Photo by Joshua Sukoff on UnsplashStory originally appeared at Medium.
It was obvious before the COVID-19 outbreak that ethics was lacking in the United States Government. One of the first things the Trump Administration did was to work with the House of Representatives to gut and subjugate the House Ethics Committee, to disastrous effect. The disdain of this government for ethical rules and oversight was one of its hallmarks during its first years in office, and unfortunately, things have not improved since then.
What is the purpose of ethics, and why do we need it in government?
As an ethicist myself, I am perhaps uniquely situated to answer this question. Ethics is the study of rules which emerge from human behavior — i.e., people who behave in X way during situation Y achieved something, and people who behaved differently achieved something else. The purpose of ethics in public policy is to inform the public about possible ethics violations so as to increase the credibility of the government.
The reasoning runs thus: In a difficult situation, the government was able to navigate the conundrum and ensure the best outcome, so they have maintained their trustworthiness. It’s a simple and rudimentary equation, but it shows the core reasoning behind the government’s decision to institute an ethics committee to oversee itself in the first place: build credibility with the public.
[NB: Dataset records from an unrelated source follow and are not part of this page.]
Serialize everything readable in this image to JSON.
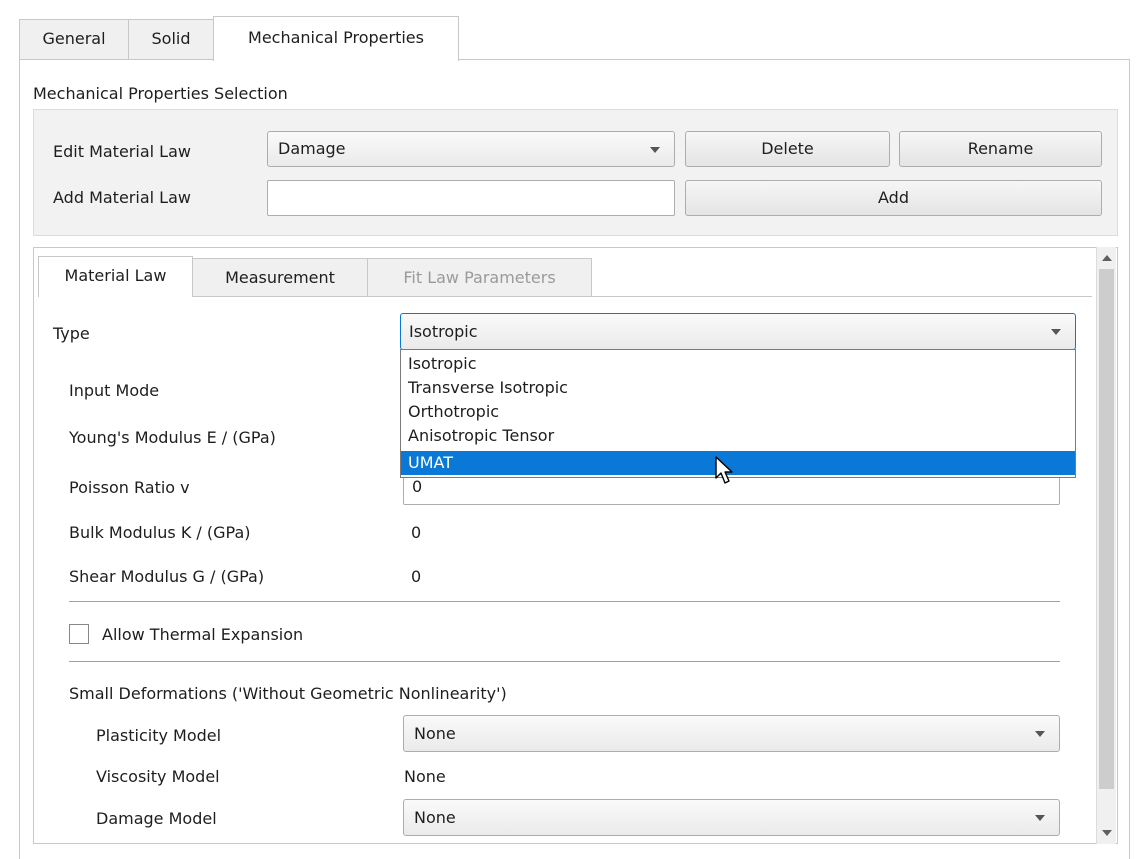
{
  "tabs": [
    "General",
    "Solid",
    "Mechanical Properties"
  ],
  "selection": {
    "title": "Mechanical Properties Selection",
    "edit_label": "Edit Material Law",
    "edit_value": "Damage",
    "delete_label": "Delete",
    "rename_label": "Rename",
    "add_label": "Add Material Law",
    "add_value": "",
    "add_button": "Add"
  },
  "inner_tabs": [
    "Material Law",
    "Measurement",
    "Fit Law Parameters"
  ],
  "material": {
    "type_label": "Type",
    "type_value": "Isotropic",
    "type_options": [
      "Isotropic",
      "Transverse Isotropic",
      "Orthotropic",
      "Anisotropic Tensor",
      "UMAT"
    ],
    "selected_option": "UMAT",
    "input_mode_label": "Input Mode",
    "youngs_label": "Young's Modulus E / (GPa)",
    "poisson_label": "Poisson Ratio v",
    "poisson_value": "0",
    "bulk_label": "Bulk Modulus K / (GPa)",
    "bulk_value": "0",
    "shear_label": "Shear Modulus G / (GPa)",
    "shear_value": "0",
    "thermal_label": "Allow Thermal Expansion",
    "thermal_checked": false,
    "small_def_label": "Small Deformations ('Without Geometric Nonlinearity')",
    "plasticity_label": "Plasticity Model",
    "plasticity_value": "None",
    "viscosity_label": "Viscosity Model",
    "viscosity_value": "None",
    "damage_label": "Damage Model",
    "damage_value": "None"
  },
  "colors": {
    "selection_blue": "#0a78d7"
  },
  "icons": {
    "cursor": "mouse-pointer-icon"
  }
}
Back in 2017, when the new administration essentially got rid of its ethics committee, what it was saying was essentially that it didn’t care whether the public believed it was a credible authority or not. After breaking essentially every ethics rule in the book, Trump was sick and tired of the criticism he was receiving and obviously not willing to step down from his post, so he just made the people criticizing him go away. Problem solved, right?
Wrong. Fast forward to 2020. The government is in the midst — suddenly — of a debacle, 3 years after Trump’s inauguration. The utter lack of accountability to ethical or other standards for these leaders has eroded the entire regime. Only yes-men remain to head up public offices, and the few remotely competent leaders who remain must constantly fear for their jobs if they speak out.
The medical establishment began an effort to begin responding to the impending pandemic immediately, but with poor protection and poor visibility ensured by Trump’s efforts to avoid being seen as a conspicuous ethics violator, none of these voices were heeded and Trump was able to essentially dodge the question until the virus was already entrenched on US soil.
The value of ethics is that it can provide an objective standard for action and reaction. Let me explain that a bit more: under proper normative ethical rules in government, a whistleblower will be protected from termination or prosecution because the government recognizes its tremendous capacity to act out of line and whistleblowers are a key source of information for leaders to respond to malfeasance within their organizations.
While a whistleblower would not have helped the United States Government respond to a rapidly impending existential threat such as the COVID-19 pandemic, the general character of the US Government itself would have. The US Government, at least before Trump, consisted of a very expensive and practically exhaustive set of heuristics developed to safeguard against all manner of threats.
The plans to try to ensure ethical leadership were just one part of the structure which Trump immediately began to destroy when he entered the Oval Office. The plan to ensure rapid and effective pandemic response was another casualty.
The study of ethics, in the end, is the study of human behavior. The decision to adhere to ethical norms is a guarantee of responsibility in and out of crisis situations. The US Government is failing to save American lives right now because we, the people, have allowed it to walk back all of the controls and insights we used to have into its operation, and we are now unable to ensure its function as a direct consequence of our failure to ensure that our channels of oversight remained intact.
As Kant himself might say, the function of ethics is to ensure an intelligible world. Without adding this layer of structure to our social systems, we are unable to ensure that they are prepared to do their job, and protect us during times of crisis. Make no mistake: the COVID-19 pandemic has hit the United States particularly hard because we have allowed ourselves to slip on, of all things, ethics.